President Xi is driving reforms in social values, with crackdowns on wealth and celebrity culture, now classified as ‘extravagant pleasure.’ China’s Cyberspace Administration has issued regulations on celebrities, and even threatened bans on fan-run pages – some comprise tens of millions of followers.
Chinese social media is changing rapidly. Luxury brands are already behind the curve: WeChat, for example, is only used by about 15 per cent of established luxury brands, but younger consumers consider it outdated and have already moved on to newer platforms or online gaming with social interactivity.
Furthermore, the Chinese regime treats data as a national security concern, and privacy rules have been tightened. Consequently, luxury brands may find it increasingly difficult to understand what motivates Chinese customers or communicate meaningful brand experiences to them.
VALUES AND BELIEFS
Luxury brands are masters of ‘desire creation’ – constantly redefining what constitutes desirability (and setting prices to match).

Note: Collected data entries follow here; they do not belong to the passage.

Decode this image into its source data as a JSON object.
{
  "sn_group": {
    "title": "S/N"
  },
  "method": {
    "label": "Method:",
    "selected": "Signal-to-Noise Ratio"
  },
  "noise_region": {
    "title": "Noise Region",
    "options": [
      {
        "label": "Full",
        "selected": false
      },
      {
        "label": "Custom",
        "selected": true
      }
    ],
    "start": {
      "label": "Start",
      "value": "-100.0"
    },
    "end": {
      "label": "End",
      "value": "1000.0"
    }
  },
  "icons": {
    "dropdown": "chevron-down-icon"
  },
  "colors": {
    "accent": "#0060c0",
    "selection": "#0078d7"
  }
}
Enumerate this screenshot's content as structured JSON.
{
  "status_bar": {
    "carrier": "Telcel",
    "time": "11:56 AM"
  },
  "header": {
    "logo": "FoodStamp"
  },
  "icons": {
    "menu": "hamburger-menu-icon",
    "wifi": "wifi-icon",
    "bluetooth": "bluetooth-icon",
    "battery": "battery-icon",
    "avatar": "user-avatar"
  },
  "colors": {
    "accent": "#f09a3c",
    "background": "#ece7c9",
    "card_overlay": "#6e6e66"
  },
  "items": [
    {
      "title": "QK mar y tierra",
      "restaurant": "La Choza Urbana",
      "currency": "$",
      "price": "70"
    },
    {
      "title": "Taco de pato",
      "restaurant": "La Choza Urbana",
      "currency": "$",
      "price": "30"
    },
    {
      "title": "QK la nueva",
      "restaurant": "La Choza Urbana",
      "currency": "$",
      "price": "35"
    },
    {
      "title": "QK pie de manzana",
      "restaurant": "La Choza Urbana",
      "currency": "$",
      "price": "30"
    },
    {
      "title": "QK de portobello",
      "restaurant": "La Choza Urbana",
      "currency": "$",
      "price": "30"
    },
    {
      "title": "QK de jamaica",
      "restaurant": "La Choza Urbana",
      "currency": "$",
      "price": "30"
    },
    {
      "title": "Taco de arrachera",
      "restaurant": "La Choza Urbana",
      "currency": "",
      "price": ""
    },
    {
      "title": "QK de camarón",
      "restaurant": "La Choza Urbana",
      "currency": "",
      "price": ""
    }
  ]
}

But today, it is no longer sufficient for a brand to stand for values such as exclusivity, status or wealth.
Rather, luxury brands need to be involved in social interactions, plugging into cultural shifts that reflect social inclusivity, ecosystem protection and sustainability. They should be dynamic and driven by a sense of purpose, so that they can remain relevant to the needs of their core audiences.
Nike’s support for equality in society; Vivienne Westwood’s human rights campaigning; Stella McCartney’s focus on animal welfare – these are strong belief systems that reach beyond a traditional luxury audience.
BRANDS MUST FOCUS ON CORE PURPOSE
What can we learn from this?
Amidst all the disruption of the past two years, luxury brands must remain focused on their purpose, and if their purpose is no longer as relevant, redefine it.
It’s consumers who decide how to engage with luxury brands – so future success requires agility and resolute engagement with next generation audiences. Being this ‘customer intimate’ needs a clear purpose and strategy, brought to life by the highest quality creative execution, across all customer touchpoints.
Where to in 2022? Luxury brand leaders have their work cut-out to stay relevant and unlock growth, but opportunities are all around us, on earth and in the metaverse.